Kingdom of Aurelia: Mystery of the Poisoned Dagger (Premium Edition)
Year Published: 2016
Publisher: Shaman Games Studio
Developer: Shaman Games Studio
Here is a very strange and confusing situation. I said in my review of the charming steampunk hidden object game, Namariel Legends: Iron Lord, that it seemed intended as the first in a series, but no sequels were ever made. That statement may have been in error, because 2016's Kingdom of Aurelia was very obviously meant to be a sequel. The character designs are the same, the story picks up right where Namariel Legends left off, and you even use the same mind-reading tool.
So, where's the confusion? Well, the names have all changed. The world is now "Aurelia" instead of "Namariel", resulting in a completely different title. Your robot helper Jim is now Tim, the woodcutter boy Tom is now Sam, Uncle Davincino is now Leonard (making it much more obvious he was named after Leonardo Da Vinci), and the Iron Lord is referred to as simply "the Tyrant". The previously unnamed heroine is now Princess Aurora, and you play as Tom/Sam instead of her because she's been poisoned by the titular dagger, and the goal is to save her.
That is totally the same robot centipede and totally Uncle Davincino tied up back there, but the game doesn't seem to want you to know that.
The question is, why all the name and title changes? Why the refusal to acknowledge the game is a sequel? Fans of Namariel Legends, like me, would not know this exists by searching its title. I found it by randomly picking a game in my Steam collection I hadn't played before. I was not expecting the familiar settings and robots to appear on my screen, and all the same characters with even the same voice actors.

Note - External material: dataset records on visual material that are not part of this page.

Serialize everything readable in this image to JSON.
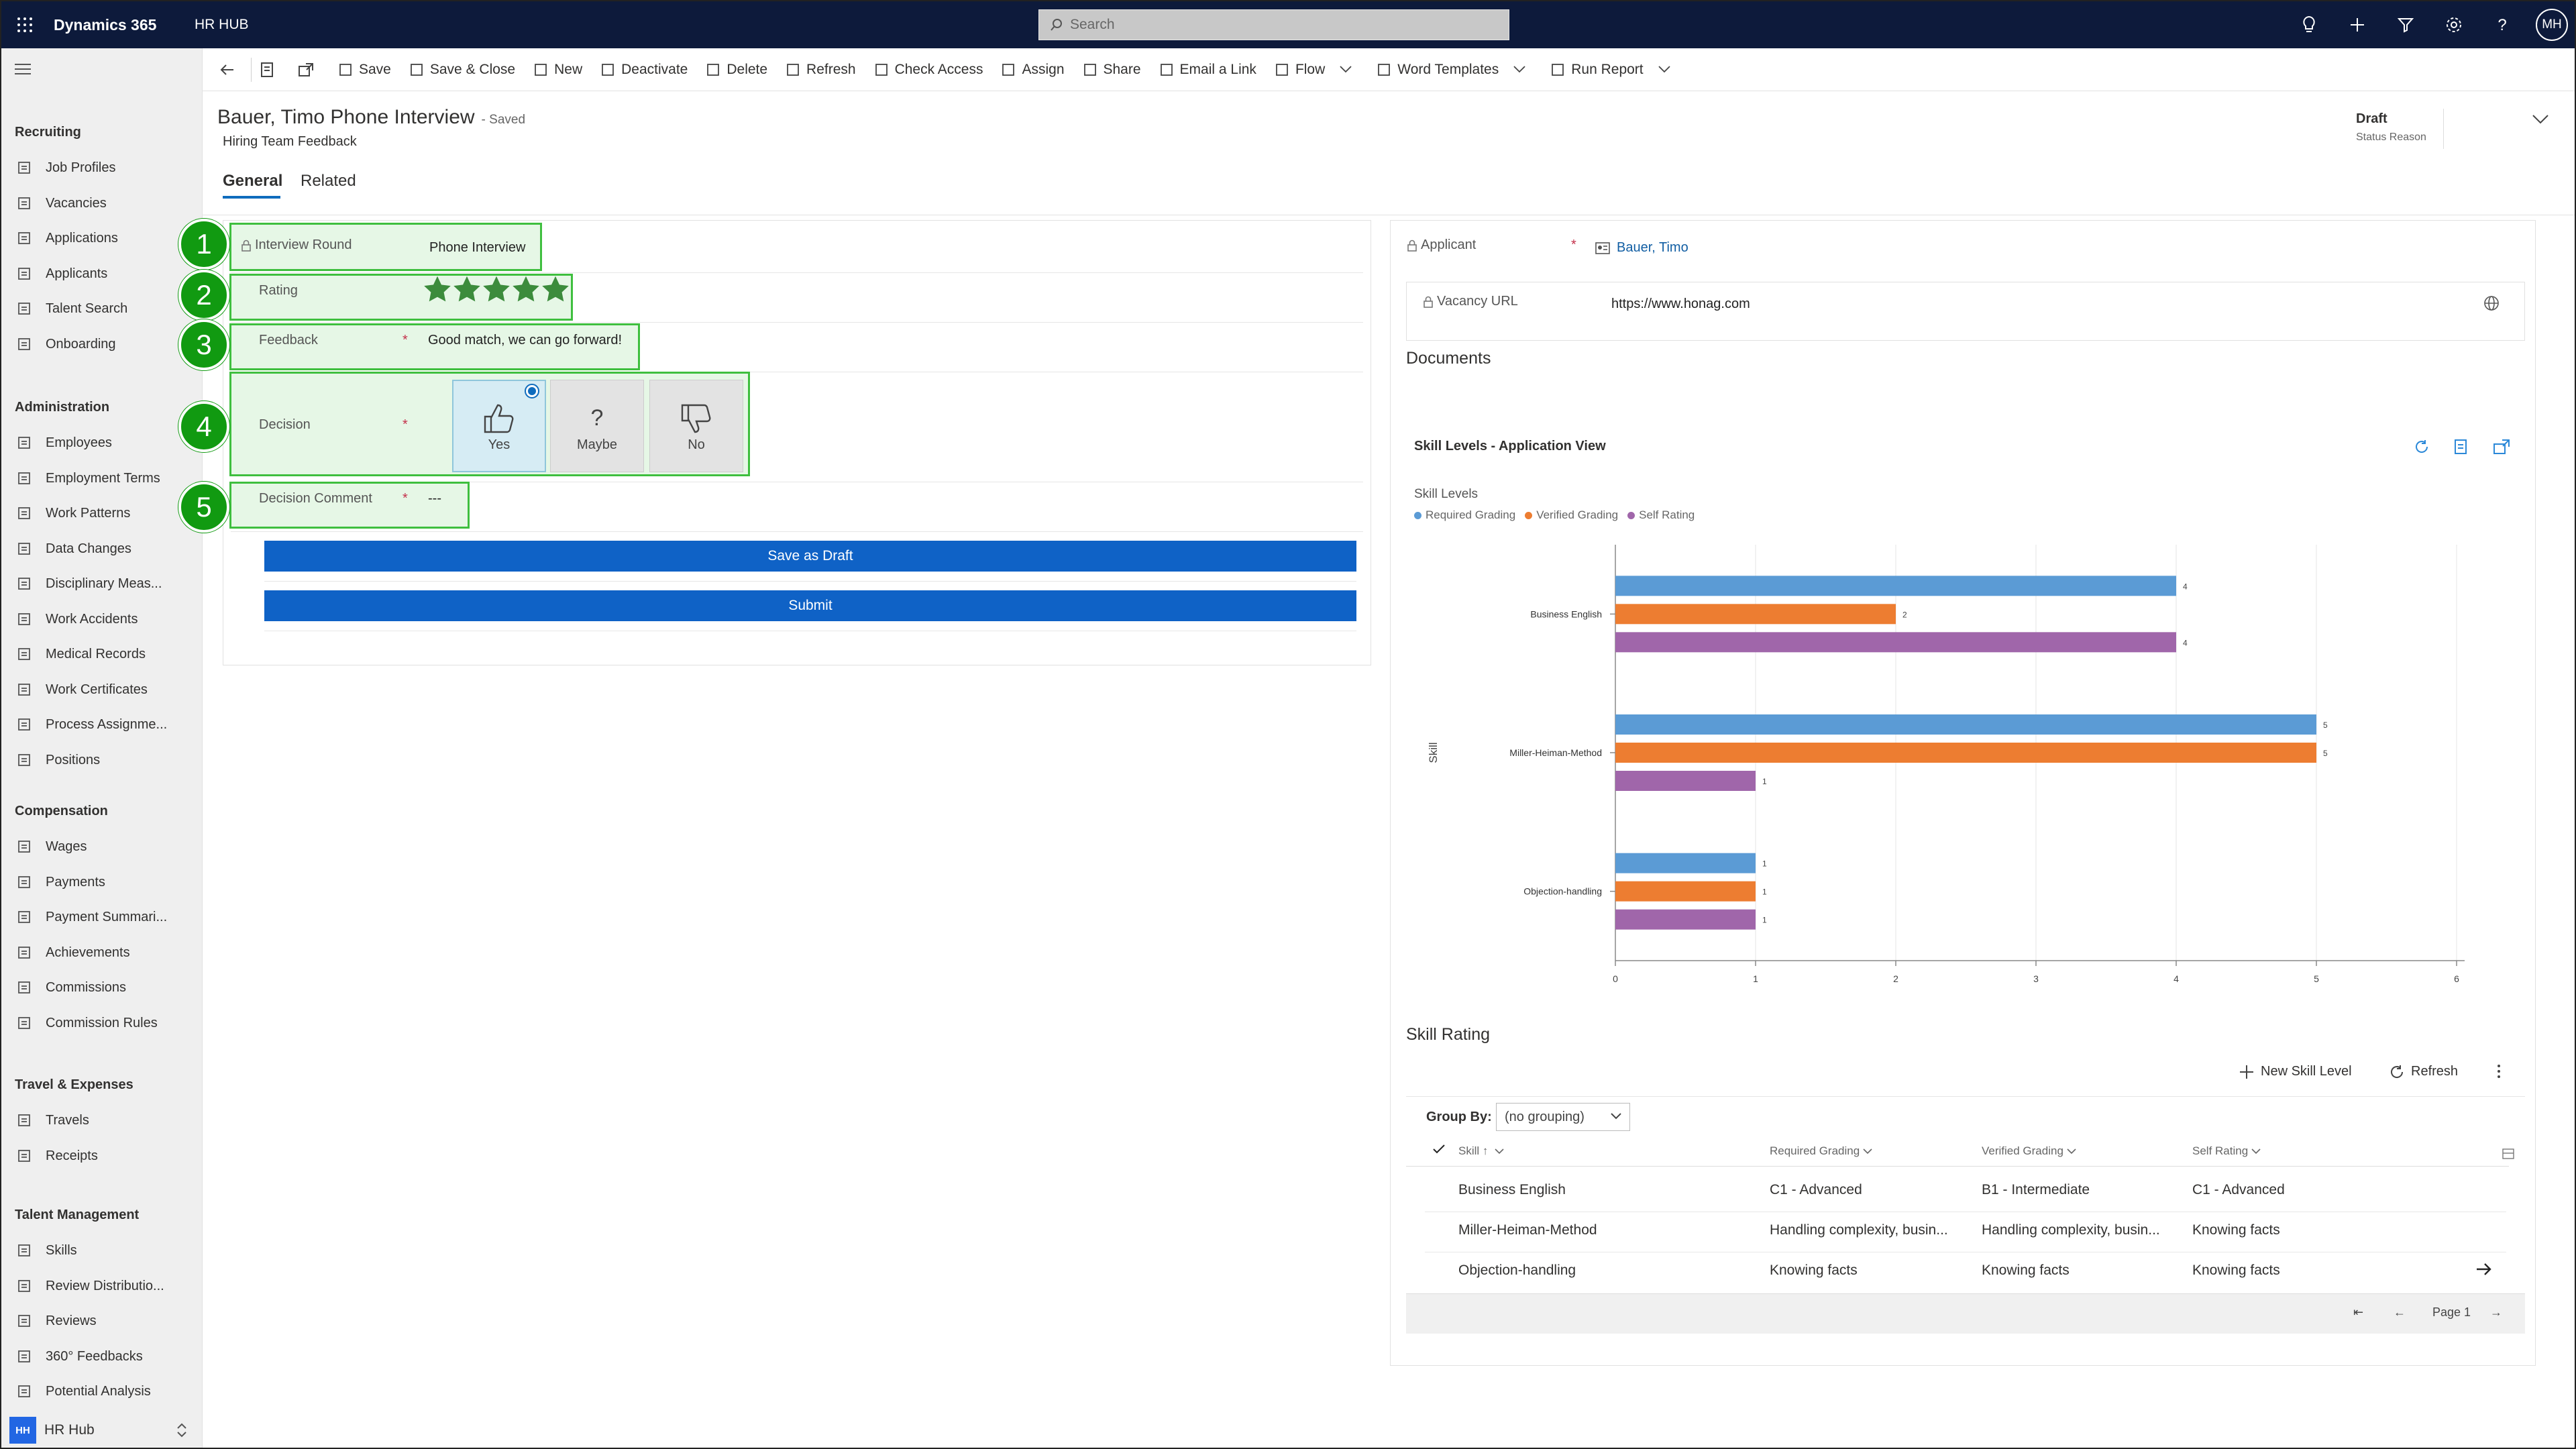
{
  "topbar": {
    "app_name": "Dynamics 365",
    "hub_name": "HR HUB",
    "search_placeholder": "Search",
    "user_initials": "MH"
  },
  "sidebar": {
    "sections": [
      {
        "title": "Recruiting",
        "items": [
          "Job Profiles",
          "Vacancies",
          "Applications",
          "Applicants",
          "Talent Search",
          "Onboarding"
        ]
      },
      {
        "title": "Administration",
        "items": [
          "Employees",
          "Employment Terms",
          "Work Patterns",
          "Data Changes",
          "Disciplinary Meas...",
          "Work Accidents",
          "Medical Records",
          "Work Certificates",
          "Process Assignme...",
          "Positions"
        ]
      },
      {
        "title": "Compensation",
        "items": [
          "Wages",
          "Payments",
          "Payment Summari...",
          "Achievements",
          "Commissions",
          "Commission Rules"
        ]
      },
      {
        "title": "Travel & Expenses",
        "items": [
          "Travels",
          "Receipts"
        ]
      },
      {
        "title": "Talent Management",
        "items": [
          "Skills",
          "Review Distributio...",
          "Reviews",
          "360° Feedbacks",
          "Potential Analysis"
        ]
      }
    ],
    "area_switch": {
      "initials": "HH",
      "label": "HR Hub"
    }
  },
  "commands": [
    "Save",
    "Save & Close",
    "New",
    "Deactivate",
    "Delete",
    "Refresh",
    "Check Access",
    "Assign",
    "Share",
    "Email a Link",
    "Flow",
    "Word Templates",
    "Run Report"
  ],
  "header": {
    "title": "Bauer, Timo  Phone Interview",
    "saved": "- Saved",
    "form_name": "Hiring Team Feedback",
    "status_value": "Draft",
    "status_label": "Status Reason"
  },
  "tabs": [
    "General",
    "Related"
  ],
  "form": {
    "badges": [
      "1",
      "2",
      "3",
      "4",
      "5"
    ],
    "interview_round_label": "Interview Round",
    "interview_round_value": "Phone Interview",
    "rating_label": "Rating",
    "rating_value": 5,
    "rating_max": 5,
    "feedback_label": "Feedback",
    "feedback_value": "Good match, we can go forward!",
    "required_mark": "*",
    "decision_label": "Decision",
    "decision_options": [
      "Yes",
      "Maybe",
      "No"
    ],
    "decision_selected": "Yes",
    "decision_comment_label": "Decision Comment",
    "decision_comment_value": "---",
    "save_draft_label": "Save as Draft",
    "submit_label": "Submit"
  },
  "right": {
    "applicant_label": "Applicant",
    "applicant_value": "Bauer, Timo",
    "vacancy_url_label": "Vacancy URL",
    "vacancy_url_value": "https://www.honag.com",
    "documents_title": "Documents",
    "chart_title": "Skill Levels - Application View",
    "skill_rating_title": "Skill Rating",
    "new_skill_level": "New Skill Level",
    "refresh": "Refresh",
    "group_by_label": "Group By:",
    "group_by_value": "(no grouping)",
    "columns": [
      "Skill",
      "Required Grading",
      "Verified Grading",
      "Self Rating"
    ],
    "rows": [
      [
        "Business English",
        "C1 - Advanced",
        "B1 - Intermediate",
        "C1 - Advanced"
      ],
      [
        "Miller-Heiman-Method",
        "Handling complexity, busin...",
        "Handling complexity, busin...",
        "Knowing facts"
      ],
      [
        "Objection-handling",
        "Knowing facts",
        "Knowing facts",
        "Knowing facts"
      ]
    ],
    "page_label": "Page 1"
  },
  "chart_data": {
    "type": "bar",
    "orientation": "horizontal",
    "subtitle": "Skill Levels",
    "ylabel": "Skill",
    "xlabel": "",
    "categories": [
      "Business English",
      "Miller-Heiman-Method",
      "Objection-handling"
    ],
    "series": [
      {
        "name": "Required Grading",
        "values": [
          4,
          5,
          1
        ],
        "color": "#5b9bd5"
      },
      {
        "name": "Verified Grading",
        "values": [
          2,
          5,
          1
        ],
        "color": "#ed7d31"
      },
      {
        "name": "Self Rating",
        "values": [
          4,
          1,
          1
        ],
        "color": "#a066aa"
      }
    ],
    "xlim": [
      0,
      6
    ],
    "xticks": [
      "0",
      "1",
      "2",
      "3",
      "4",
      "5",
      "6"
    ],
    "legend_position": "top-left",
    "grid": true
  },
  "colors": {
    "topbar": "#0d1a3b",
    "accent": "#0f62c6",
    "highlight": "#3fbf3f",
    "badge": "#119a11"
  }
}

This is so perplexing that a review threatens to become a series of speculations. It could be a copyright issue. A company called Playrix published Namariel Legends, and maybe they own the rights to that title and the character names. Developer Shaman Games Studio published Kingdom of Aurelia, so while they reused the same assets, they may not have been able to keep the names. It could also have been a marketing decision if Namariel Legends didn't sell very well to distance the two products. I don't know. It's strange and distracting. I would've thought a connection to a game with very positive reception would only help it sell more.
The view is nice, but doesn't have the same impact as the cockpit in Namariel.
While Namariel Legends fans may be happy to learn that a sequel of sorts does exist, they may be far less thrilled to discover that it goes through many of the same motions. Once again, Leonard (Davincino) is kidnapped, you seek the help of the forest seer, you end up onboard an airship, tangle with the same robotic centipedes, and meet the same forest giant and Mogwai-like "Benny" from the Dreamscapes series, all while chasing after a villain who is far less imposing or interesting than the Iron Lord. New characters, like a female sky pirate captain, are introduced then promptly disappear.
The story is overall less coherent, and as short as Namariel Legends was, Kingdom of Aurelia is shorter still. Take for example, the airship sequence, which is an abridged version of the same chapter in Namariel Legends. Namariel's dirigible had an outside view that demonstrated just how enormous it was. The view from the cockpit windows as the trees passed below was truly breathtaking. Aurelia's airship is smaller, has less to do, less to see, and the clouds zooming past the windows are nice, but not as impressive as those trees.
This is what much of the scenery looks like in this game: it's nice, but drab and brown. Namariel's lush greens are sorely missed.
The logic here applies to the rest of the game - doing the same things, but in less innovative environments. Both games have you stopping a fan to reach an item behind its blades. Both have a puzzle where you select countries on a spinning globe. Both have Leonard/Davincino getting kidnapped, but in Aurelia we don't know why. Apparently, even the villain doesn't know, as he eventually abandons him. There is nothing as memorable as Namariel's floating cat-like Woobies, and Ira, your squirrel/cat friend, is noticeable in her absence.
The villain's plan, from which the game takes its subtitle, is strangely abstract. The Iron Lord used a simple and effective strategy of conquering a medieval kingdom with higher technology. Marcus here (the airship captain from Namariel), poisons the princess with a cursed dagger. By next performing a ritual on the knife, he can control her like a puppet. It's awkward, especially in a series where automatons and zeppelins dot the landscape.
"Benny" helps out again, but where's Ira?
So, I'm not sure what to make of this. On the one hand, yay, there (kind of) is another Namariel Legends game, but on the other, it's a very scaled-down version of that game. Its insistence on pretending it isn't a sequel is irritating, as though I wouldn't notice these are literally the same characters and backstory. Ultimately, I'm left wondering why Kingdom of Aurelia was even made. As a sequel to Namariel Legends, it's derivative and disappointing. As a standalone game, it's well...same.